Moderne EURO-VI-Abgasnachbehandlungssysteme bestehen aus mehreren Komponenten. Chemischen Fabriken gleich, wandeln sie schädliche Abgasbestandteile in harmlose um. Bild: Scania
Antrieb (Motor/Getriebe)

Dicke Luft im Abgasstrang? – Fehleranalyse und Ursachen

Moderne Nutzfahrzeuge sind dank aufwendiger Abgasnachbehandlungssysteme umweltfreundlich – zumindest, so lange sie ordnungsgemäß funktionieren. Dass das nicht immer so ist, zeigt die tägliche Werkstattpraxis.

Seit der EU-weiten Einführung der Abgasnorm EURO VI gehören effektive Abgasnachbehandlungs- respektive Reinigungssysteme zur Serienausstattung moderner Lkw. Sie befreien die Abgase von gesundheits- und umweltschädlichen Stoffen und Partikeln, bevor sie in die Umgebung gelangen. Besonders wirkungsvoll ist die Kombination aus einer Abgasrückführung (AGR), einem Diesel-Partikelfilter (DPF), einem Diesel-Oxidationskatalysator (DOC) und einem Harnstoff-Katalysator (SCR-System, Selective-Catalytic-Reduction).
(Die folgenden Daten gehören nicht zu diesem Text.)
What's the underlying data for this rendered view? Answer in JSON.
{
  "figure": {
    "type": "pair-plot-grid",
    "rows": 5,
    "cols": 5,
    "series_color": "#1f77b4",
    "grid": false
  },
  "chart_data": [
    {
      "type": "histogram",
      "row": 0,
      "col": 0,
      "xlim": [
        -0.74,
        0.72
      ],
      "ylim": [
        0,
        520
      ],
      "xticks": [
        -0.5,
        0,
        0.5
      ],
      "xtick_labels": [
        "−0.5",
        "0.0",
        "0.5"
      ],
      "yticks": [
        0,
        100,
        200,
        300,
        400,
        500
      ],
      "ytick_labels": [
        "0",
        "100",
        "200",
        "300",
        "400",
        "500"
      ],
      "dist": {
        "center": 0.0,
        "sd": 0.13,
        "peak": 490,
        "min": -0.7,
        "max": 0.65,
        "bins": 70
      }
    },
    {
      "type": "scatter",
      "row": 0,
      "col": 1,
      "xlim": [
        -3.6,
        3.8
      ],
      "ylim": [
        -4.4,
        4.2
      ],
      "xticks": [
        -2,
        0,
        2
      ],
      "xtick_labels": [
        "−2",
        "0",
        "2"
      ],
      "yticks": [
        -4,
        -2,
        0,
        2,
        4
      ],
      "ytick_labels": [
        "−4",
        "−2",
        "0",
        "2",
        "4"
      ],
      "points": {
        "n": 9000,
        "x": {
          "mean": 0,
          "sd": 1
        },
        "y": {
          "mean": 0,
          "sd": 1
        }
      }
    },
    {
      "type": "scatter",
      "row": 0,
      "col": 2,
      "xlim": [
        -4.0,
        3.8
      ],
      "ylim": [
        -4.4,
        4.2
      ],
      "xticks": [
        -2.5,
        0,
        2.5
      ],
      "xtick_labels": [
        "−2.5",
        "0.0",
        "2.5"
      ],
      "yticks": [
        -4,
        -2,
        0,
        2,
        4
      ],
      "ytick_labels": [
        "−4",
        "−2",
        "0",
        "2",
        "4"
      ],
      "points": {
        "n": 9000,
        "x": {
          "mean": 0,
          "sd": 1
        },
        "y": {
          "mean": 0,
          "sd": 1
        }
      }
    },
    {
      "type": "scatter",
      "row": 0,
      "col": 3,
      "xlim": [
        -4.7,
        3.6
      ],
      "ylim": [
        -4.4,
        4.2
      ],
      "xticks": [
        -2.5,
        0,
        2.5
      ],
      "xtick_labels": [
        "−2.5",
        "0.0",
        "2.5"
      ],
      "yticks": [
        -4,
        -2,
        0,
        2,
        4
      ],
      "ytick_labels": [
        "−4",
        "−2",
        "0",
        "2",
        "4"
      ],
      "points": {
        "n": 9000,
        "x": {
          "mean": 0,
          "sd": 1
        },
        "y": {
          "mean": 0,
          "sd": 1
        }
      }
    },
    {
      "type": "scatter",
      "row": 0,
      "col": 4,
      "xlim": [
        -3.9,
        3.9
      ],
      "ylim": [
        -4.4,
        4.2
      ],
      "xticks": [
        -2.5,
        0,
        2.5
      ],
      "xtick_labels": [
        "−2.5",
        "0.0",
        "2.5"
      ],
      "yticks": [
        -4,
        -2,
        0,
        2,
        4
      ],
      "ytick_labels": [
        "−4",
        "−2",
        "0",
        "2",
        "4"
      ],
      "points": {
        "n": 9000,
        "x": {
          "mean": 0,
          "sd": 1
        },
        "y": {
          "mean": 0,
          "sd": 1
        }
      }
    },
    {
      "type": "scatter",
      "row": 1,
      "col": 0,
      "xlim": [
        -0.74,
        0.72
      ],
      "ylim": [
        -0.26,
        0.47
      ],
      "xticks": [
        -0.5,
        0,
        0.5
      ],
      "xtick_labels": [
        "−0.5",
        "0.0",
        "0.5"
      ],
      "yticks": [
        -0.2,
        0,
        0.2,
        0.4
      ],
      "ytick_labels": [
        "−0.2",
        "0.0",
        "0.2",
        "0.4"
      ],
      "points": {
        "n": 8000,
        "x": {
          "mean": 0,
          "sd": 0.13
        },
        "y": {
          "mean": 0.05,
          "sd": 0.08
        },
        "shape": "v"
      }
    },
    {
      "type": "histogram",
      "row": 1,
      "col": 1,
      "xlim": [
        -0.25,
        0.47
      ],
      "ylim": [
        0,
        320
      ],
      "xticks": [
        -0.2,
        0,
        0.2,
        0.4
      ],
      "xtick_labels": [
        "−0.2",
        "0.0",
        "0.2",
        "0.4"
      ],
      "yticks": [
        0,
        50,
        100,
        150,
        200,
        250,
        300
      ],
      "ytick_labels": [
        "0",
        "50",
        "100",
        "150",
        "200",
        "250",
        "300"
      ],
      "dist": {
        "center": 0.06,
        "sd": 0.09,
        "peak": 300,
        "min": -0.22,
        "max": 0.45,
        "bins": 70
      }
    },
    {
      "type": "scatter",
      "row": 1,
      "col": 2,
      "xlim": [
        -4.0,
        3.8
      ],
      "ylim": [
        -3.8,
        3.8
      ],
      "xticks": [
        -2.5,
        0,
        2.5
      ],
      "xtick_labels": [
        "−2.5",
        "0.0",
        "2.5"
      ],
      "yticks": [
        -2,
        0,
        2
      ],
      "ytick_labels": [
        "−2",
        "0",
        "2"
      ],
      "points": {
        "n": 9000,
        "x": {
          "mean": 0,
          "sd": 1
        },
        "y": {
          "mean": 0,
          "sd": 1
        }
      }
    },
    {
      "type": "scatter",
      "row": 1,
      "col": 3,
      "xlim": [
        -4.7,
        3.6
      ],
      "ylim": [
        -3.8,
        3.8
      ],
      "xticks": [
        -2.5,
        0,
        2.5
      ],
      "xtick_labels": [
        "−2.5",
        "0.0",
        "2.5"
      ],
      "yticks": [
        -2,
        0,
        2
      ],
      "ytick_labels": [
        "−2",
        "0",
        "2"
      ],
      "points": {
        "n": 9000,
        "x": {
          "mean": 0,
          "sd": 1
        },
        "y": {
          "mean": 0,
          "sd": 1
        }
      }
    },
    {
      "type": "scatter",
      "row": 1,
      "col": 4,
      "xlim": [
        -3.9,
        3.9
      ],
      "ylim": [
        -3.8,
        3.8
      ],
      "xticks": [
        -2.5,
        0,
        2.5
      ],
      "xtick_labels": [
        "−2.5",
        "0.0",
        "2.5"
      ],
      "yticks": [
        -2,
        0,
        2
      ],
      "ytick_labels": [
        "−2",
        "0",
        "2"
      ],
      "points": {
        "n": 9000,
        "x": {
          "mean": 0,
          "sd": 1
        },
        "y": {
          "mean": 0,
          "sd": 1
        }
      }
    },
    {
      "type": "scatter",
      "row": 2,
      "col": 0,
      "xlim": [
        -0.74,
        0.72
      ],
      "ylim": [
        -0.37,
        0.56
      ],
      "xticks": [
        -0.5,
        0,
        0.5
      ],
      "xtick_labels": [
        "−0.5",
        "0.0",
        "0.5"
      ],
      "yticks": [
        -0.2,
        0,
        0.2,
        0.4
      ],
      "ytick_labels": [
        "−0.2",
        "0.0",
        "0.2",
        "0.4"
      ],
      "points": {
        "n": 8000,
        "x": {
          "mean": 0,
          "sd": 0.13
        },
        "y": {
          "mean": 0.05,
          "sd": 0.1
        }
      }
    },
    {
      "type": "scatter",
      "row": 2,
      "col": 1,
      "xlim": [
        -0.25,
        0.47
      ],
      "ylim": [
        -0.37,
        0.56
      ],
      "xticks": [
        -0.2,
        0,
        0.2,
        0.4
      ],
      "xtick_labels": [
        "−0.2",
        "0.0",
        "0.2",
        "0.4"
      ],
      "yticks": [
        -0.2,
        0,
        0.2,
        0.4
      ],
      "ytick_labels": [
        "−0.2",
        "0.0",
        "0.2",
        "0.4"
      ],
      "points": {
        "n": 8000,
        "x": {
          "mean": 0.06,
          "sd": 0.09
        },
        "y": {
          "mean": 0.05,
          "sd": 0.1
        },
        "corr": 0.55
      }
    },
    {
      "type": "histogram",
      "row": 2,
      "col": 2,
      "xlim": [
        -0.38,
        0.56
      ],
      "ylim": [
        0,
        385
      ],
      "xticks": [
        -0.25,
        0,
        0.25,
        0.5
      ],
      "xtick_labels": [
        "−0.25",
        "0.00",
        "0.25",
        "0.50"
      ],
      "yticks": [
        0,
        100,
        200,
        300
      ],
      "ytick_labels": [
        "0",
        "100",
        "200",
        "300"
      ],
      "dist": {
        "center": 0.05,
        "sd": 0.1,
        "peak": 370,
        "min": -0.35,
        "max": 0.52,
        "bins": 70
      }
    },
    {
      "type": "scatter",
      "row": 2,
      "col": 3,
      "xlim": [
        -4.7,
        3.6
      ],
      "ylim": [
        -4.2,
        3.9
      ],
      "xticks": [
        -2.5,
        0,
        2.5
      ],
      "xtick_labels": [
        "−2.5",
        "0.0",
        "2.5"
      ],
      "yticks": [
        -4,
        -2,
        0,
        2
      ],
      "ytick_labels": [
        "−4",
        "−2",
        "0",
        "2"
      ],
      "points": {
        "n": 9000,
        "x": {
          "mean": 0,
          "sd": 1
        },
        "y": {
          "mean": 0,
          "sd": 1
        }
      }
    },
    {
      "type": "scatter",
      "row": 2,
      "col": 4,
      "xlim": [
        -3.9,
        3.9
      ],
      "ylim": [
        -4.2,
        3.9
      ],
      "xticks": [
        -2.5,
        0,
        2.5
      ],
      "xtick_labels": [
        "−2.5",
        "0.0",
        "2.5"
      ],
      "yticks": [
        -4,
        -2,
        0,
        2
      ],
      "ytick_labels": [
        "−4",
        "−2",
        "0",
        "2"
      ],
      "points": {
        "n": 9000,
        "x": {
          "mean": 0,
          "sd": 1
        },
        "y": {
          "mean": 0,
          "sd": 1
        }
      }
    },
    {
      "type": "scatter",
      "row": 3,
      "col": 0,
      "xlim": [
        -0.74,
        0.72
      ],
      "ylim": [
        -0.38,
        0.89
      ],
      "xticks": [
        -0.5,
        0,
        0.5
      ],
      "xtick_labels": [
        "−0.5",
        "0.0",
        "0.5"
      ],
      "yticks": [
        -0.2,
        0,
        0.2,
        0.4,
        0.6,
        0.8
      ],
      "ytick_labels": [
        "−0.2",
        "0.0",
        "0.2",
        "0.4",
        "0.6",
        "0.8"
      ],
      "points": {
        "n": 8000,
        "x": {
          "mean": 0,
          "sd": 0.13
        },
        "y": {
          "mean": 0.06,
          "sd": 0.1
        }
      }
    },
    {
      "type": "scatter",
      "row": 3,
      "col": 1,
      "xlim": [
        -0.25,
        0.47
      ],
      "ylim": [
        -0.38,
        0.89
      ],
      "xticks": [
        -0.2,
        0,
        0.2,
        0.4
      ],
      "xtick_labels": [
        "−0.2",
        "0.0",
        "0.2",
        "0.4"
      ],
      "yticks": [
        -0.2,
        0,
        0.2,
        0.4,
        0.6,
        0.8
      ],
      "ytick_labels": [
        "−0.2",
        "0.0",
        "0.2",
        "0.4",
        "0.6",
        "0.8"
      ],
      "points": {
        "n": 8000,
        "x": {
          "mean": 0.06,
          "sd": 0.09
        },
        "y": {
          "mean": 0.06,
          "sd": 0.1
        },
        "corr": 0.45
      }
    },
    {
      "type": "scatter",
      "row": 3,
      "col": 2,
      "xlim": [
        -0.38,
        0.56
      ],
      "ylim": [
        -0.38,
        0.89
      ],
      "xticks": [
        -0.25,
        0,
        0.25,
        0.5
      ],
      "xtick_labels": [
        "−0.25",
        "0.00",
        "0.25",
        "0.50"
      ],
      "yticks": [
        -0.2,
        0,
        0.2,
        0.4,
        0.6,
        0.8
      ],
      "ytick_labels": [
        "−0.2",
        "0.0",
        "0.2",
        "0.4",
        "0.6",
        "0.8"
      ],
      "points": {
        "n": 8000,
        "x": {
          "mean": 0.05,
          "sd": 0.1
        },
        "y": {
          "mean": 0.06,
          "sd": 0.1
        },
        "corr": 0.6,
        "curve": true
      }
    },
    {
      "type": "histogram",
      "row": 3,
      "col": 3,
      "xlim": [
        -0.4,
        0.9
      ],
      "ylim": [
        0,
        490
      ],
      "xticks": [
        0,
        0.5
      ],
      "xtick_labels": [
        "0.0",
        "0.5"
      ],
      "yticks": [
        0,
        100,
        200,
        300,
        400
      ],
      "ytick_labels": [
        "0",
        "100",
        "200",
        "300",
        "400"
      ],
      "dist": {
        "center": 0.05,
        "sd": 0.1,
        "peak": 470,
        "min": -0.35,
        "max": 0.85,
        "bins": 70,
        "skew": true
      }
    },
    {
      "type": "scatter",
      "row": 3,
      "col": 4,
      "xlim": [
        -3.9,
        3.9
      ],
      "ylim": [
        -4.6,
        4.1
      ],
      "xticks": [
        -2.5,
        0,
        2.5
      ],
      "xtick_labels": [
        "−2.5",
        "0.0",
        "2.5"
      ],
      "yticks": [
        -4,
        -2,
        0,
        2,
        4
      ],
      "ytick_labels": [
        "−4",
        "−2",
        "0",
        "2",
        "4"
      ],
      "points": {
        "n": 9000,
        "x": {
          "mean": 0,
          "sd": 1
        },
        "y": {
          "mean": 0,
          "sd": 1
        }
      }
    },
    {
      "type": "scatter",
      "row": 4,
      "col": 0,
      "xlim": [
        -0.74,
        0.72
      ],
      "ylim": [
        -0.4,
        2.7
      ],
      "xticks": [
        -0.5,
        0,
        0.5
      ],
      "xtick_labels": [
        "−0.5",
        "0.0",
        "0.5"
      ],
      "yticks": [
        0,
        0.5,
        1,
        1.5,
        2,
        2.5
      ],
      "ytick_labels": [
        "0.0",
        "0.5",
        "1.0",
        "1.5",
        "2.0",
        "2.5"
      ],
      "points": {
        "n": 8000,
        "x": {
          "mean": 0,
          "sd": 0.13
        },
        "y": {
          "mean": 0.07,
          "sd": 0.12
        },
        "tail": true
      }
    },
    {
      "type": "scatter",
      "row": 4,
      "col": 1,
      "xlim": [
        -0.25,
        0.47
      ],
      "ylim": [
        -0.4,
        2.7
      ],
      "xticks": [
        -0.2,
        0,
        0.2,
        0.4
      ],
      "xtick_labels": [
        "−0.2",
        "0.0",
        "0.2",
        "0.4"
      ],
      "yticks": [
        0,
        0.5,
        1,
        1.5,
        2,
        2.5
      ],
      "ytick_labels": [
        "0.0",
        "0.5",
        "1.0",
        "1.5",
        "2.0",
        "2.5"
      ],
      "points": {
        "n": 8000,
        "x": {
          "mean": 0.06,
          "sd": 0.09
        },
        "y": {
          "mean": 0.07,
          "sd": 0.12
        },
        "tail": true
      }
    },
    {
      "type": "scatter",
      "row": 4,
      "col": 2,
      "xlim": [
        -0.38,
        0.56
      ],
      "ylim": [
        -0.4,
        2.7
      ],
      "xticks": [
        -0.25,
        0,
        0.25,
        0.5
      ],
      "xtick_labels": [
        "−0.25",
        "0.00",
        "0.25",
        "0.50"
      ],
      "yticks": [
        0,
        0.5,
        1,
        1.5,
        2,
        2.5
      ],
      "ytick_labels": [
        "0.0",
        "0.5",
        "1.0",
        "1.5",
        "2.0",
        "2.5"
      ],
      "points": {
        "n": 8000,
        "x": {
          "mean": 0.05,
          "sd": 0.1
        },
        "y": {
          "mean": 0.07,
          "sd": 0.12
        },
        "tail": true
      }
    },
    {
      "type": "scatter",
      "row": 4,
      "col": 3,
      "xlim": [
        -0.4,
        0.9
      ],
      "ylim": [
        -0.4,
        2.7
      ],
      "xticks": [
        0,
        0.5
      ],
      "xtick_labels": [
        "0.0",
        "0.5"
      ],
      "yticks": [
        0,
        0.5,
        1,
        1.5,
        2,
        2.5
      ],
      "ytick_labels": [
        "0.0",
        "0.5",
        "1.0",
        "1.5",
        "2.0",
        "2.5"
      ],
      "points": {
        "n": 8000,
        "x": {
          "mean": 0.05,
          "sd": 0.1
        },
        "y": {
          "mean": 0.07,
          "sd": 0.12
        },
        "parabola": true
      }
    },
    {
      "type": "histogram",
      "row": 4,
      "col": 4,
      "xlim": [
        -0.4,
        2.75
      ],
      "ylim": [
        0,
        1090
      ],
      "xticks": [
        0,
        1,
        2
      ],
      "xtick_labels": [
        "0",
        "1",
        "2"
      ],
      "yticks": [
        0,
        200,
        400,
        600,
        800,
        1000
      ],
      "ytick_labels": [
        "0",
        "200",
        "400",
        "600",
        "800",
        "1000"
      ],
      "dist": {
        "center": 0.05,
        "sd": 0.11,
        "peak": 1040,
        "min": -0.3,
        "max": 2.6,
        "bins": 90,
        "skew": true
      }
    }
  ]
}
Diese Teilsysteme sind so exakt aufeinander abgestimmt, so dass in nahezu jedem Betriebszustand nur maximal gereinigte Abgase austreten.

Saubere Nutzfahrzeuge

Allerdings geht es schon lange nicht mehr nur darum, den Ausstoß krebserregender Rußpartikel, sprich den Feinstaub zu reduzieren. Vielmehr stehen die giftigen Stickoxide (NOx) im Fokus der Motorenentwickler. Mit Hilfe der SCR-Technologie werden giftige Stickoxide (NOx), welche während des Verbrennungsprozesses im Dieselmotor entstehen, in elementaren Stickstoff (N₂) und harmloses Wasser (H₂O) umgewandelt. Notwendig dafür ist die synthetisch hergestellte 32,5-prozentige Harnstofflösung AdBlue (chemische Formel: H₂N-CO-NH₂), welche in einem separaten Tank im Fahrzeug mitgeführt und in Abhängigkeit des Lastzustands individuell in den Abgasstrom eingespritzt wird.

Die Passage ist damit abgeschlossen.